J’aime aussi le contraste de Pors Carn, avec son charme plus sauvage. C’est une plage plus mouvementée, qui donne vraiment le sentiment d’appel du large. Ces deux ambiances résument bien ce que j’aime ici : la douceur et l’énergie de la mer.
Sinon, vous êtes plutôt ?
Sortie en mer au lever du jour ou apéro face au port au coucher du soleil ?

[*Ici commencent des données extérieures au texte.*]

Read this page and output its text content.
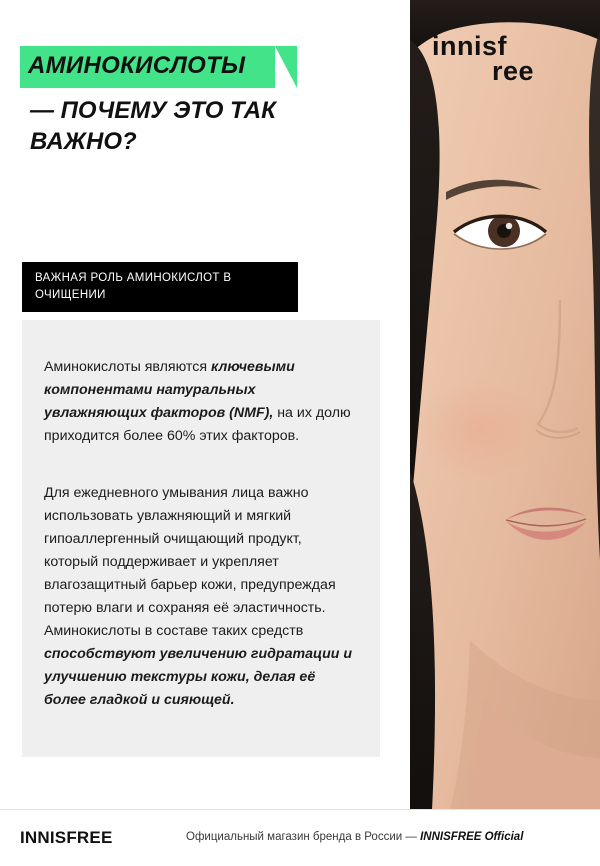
innisf
ree
АМИНОКИСЛОТЫ
— ПОЧЕМУ ЭТО ТАК ВАЖНО?
ВАЖНАЯ РОЛЬ АМИНОКИСЛОТ В ОЧИЩЕНИИ

Аминокислоты являются ключевыми компонентами натуральных увлажняющих факторов (NMF), на их долю приходится более 60% этих факторов.

Для ежедневного умывания лица важно использовать увлажняющий и мягкий гипоаллергенный очищающий продукт, который поддерживает и укрепляет влагозащитный барьер кожи, предупреждая потерю влаги и сохраняя её эластичность. Аминокислоты в составе таких средств способствуют увеличению гидратации и улучшению текстуры кожи, делая её более гладкой и сияющей.

INNISFREE	Официальный магазин бренда в России — INNISFREE Official
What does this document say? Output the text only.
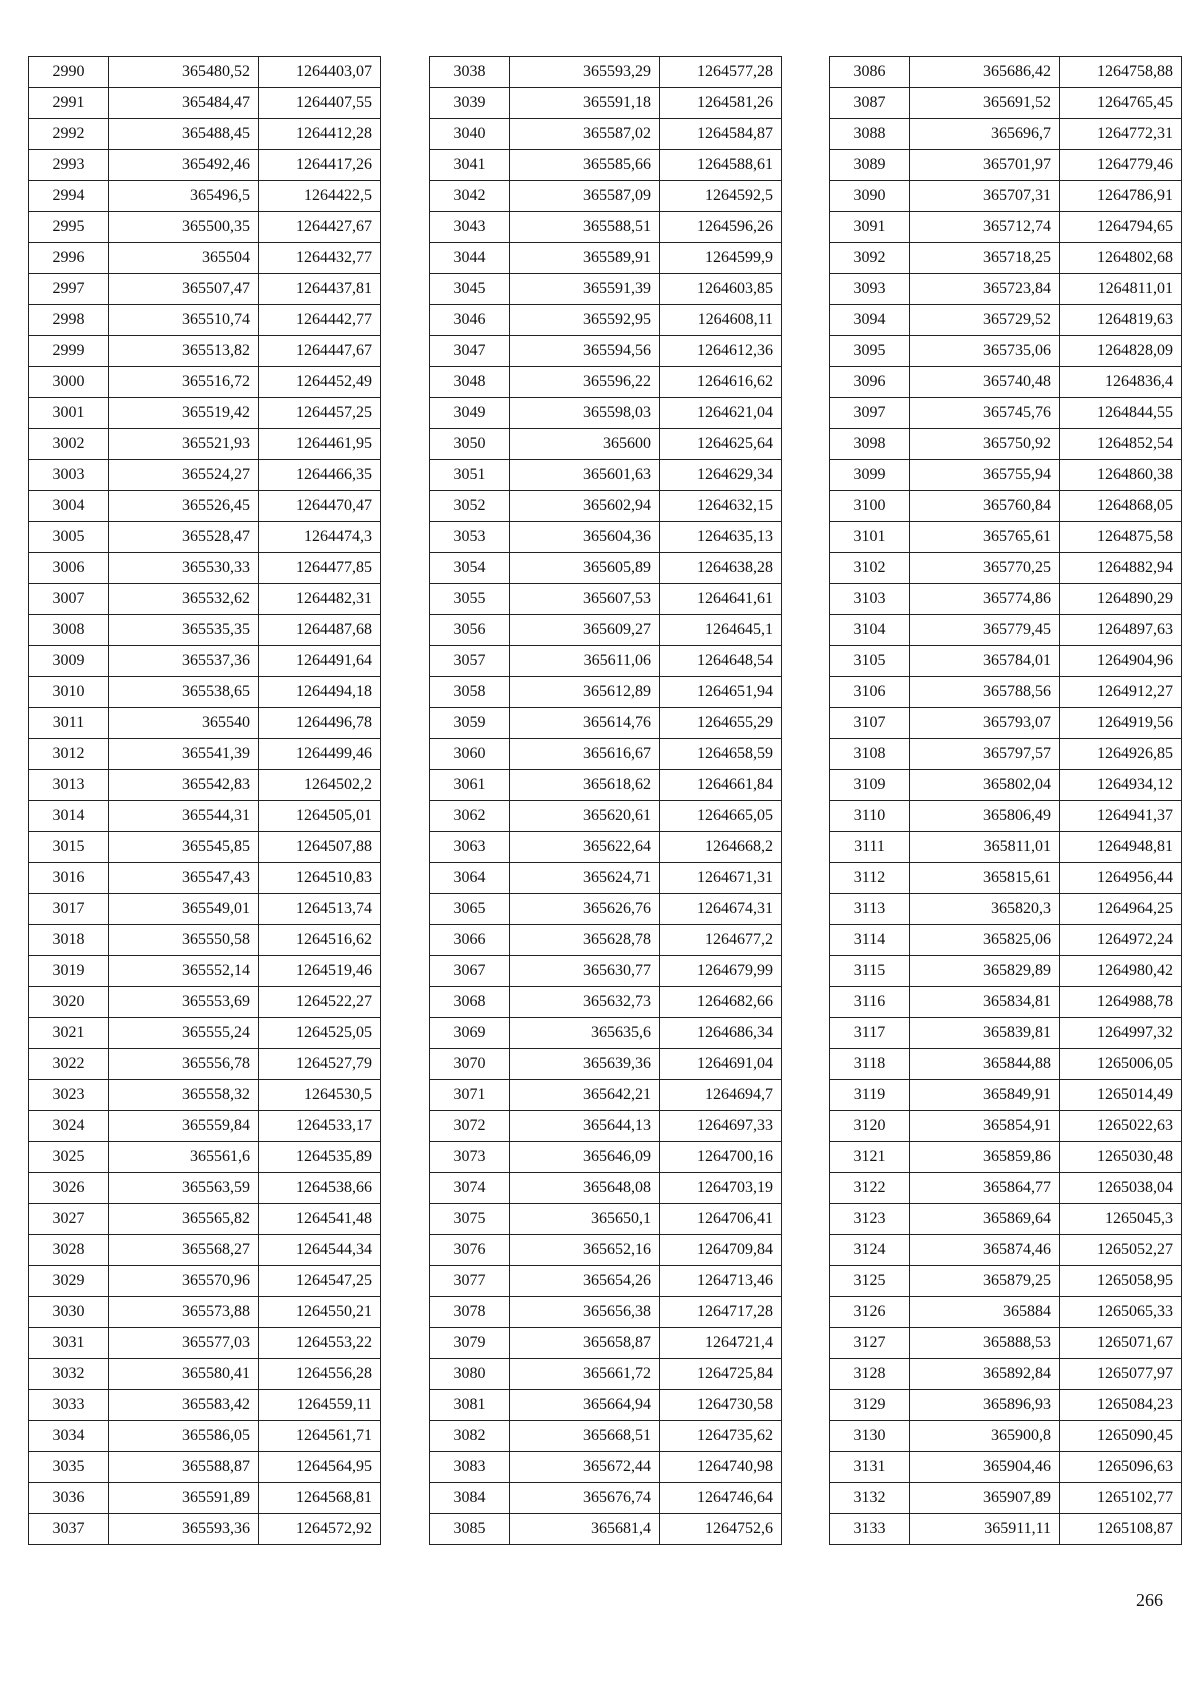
2990	365480,52	1264403,07
2991	365484,47	1264407,55
2992	365488,45	1264412,28
2993	365492,46	1264417,26
2994	365496,5	1264422,5
2995	365500,35	1264427,67
2996	365504	1264432,77
2997	365507,47	1264437,81
2998	365510,74	1264442,77
2999	365513,82	1264447,67
3000	365516,72	1264452,49
3001	365519,42	1264457,25
3002	365521,93	1264461,95
3003	365524,27	1264466,35
3004	365526,45	1264470,47
3005	365528,47	1264474,3
3006	365530,33	1264477,85
3007	365532,62	1264482,31
3008	365535,35	1264487,68
3009	365537,36	1264491,64
3010	365538,65	1264494,18
3011	365540	1264496,78
3012	365541,39	1264499,46
3013	365542,83	1264502,2
3014	365544,31	1264505,01
3015	365545,85	1264507,88
3016	365547,43	1264510,83
3017	365549,01	1264513,74
3018	365550,58	1264516,62
3019	365552,14	1264519,46
3020	365553,69	1264522,27
3021	365555,24	1264525,05
3022	365556,78	1264527,79
3023	365558,32	1264530,5
3024	365559,84	1264533,17
3025	365561,6	1264535,89
3026	365563,59	1264538,66
3027	365565,82	1264541,48
3028	365568,27	1264544,34
3029	365570,96	1264547,25
3030	365573,88	1264550,21
3031	365577,03	1264553,22
3032	365580,41	1264556,28
3033	365583,42	1264559,11
3034	365586,05	1264561,71
3035	365588,87	1264564,95
3036	365591,89	1264568,81
3037	365593,36	1264572,92
3038	365593,29	1264577,28
3039	365591,18	1264581,26
3040	365587,02	1264584,87
3041	365585,66	1264588,61
3042	365587,09	1264592,5
3043	365588,51	1264596,26
3044	365589,91	1264599,9
3045	365591,39	1264603,85
3046	365592,95	1264608,11
3047	365594,56	1264612,36
3048	365596,22	1264616,62
3049	365598,03	1264621,04
3050	365600	1264625,64
3051	365601,63	1264629,34
3052	365602,94	1264632,15
3053	365604,36	1264635,13
3054	365605,89	1264638,28
3055	365607,53	1264641,61
3056	365609,27	1264645,1
3057	365611,06	1264648,54
3058	365612,89	1264651,94
3059	365614,76	1264655,29
3060	365616,67	1264658,59
3061	365618,62	1264661,84
3062	365620,61	1264665,05
3063	365622,64	1264668,2
3064	365624,71	1264671,31
3065	365626,76	1264674,31
3066	365628,78	1264677,2
3067	365630,77	1264679,99
3068	365632,73	1264682,66
3069	365635,6	1264686,34
3070	365639,36	1264691,04
3071	365642,21	1264694,7
3072	365644,13	1264697,33
3073	365646,09	1264700,16
3074	365648,08	1264703,19
3075	365650,1	1264706,41
3076	365652,16	1264709,84
3077	365654,26	1264713,46
3078	365656,38	1264717,28
3079	365658,87	1264721,4
3080	365661,72	1264725,84
3081	365664,94	1264730,58
3082	365668,51	1264735,62
3083	365672,44	1264740,98
3084	365676,74	1264746,64
3085	365681,4	1264752,6
3086	365686,42	1264758,88
3087	365691,52	1264765,45
3088	365696,7	1264772,31
3089	365701,97	1264779,46
3090	365707,31	1264786,91
3091	365712,74	1264794,65
3092	365718,25	1264802,68
3093	365723,84	1264811,01
3094	365729,52	1264819,63
3095	365735,06	1264828,09
3096	365740,48	1264836,4
3097	365745,76	1264844,55
3098	365750,92	1264852,54
3099	365755,94	1264860,38
3100	365760,84	1264868,05
3101	365765,61	1264875,58
3102	365770,25	1264882,94
3103	365774,86	1264890,29
3104	365779,45	1264897,63
3105	365784,01	1264904,96
3106	365788,56	1264912,27
3107	365793,07	1264919,56
3108	365797,57	1264926,85
3109	365802,04	1264934,12
3110	365806,49	1264941,37
3111	365811,01	1264948,81
3112	365815,61	1264956,44
3113	365820,3	1264964,25
3114	365825,06	1264972,24
3115	365829,89	1264980,42
3116	365834,81	1264988,78
3117	365839,81	1264997,32
3118	365844,88	1265006,05
3119	365849,91	1265014,49
3120	365854,91	1265022,63
3121	365859,86	1265030,48
3122	365864,77	1265038,04
3123	365869,64	1265045,3
3124	365874,46	1265052,27
3125	365879,25	1265058,95
3126	365884	1265065,33
3127	365888,53	1265071,67
3128	365892,84	1265077,97
3129	365896,93	1265084,23
3130	365900,8	1265090,45
3131	365904,46	1265096,63
3132	365907,89	1265102,77
3133	365911,11	1265108,87
266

Pas facile ! Je dirais quand même l’apéritif au coucher du soleil. C’est ce moment qui marque la fin de la journée, une forme de respiration. Mais la quiétude du matin sur le port de Sainte-Marine reste aussi un instant exceptionnel, presque suspendu.
Navigation sportive ou mouillage tranquille ?
Je suis plutôt adepte de la vitesse. Je n’ai plus beaucoup de temps pour naviguer personnellement, alors j’apprécie quand je peux tester les performances de mes bateaux. Ça me permet de profiter autrement, de ressentir ce sentiment de liberté qui m’a toujours attiré dans la mer.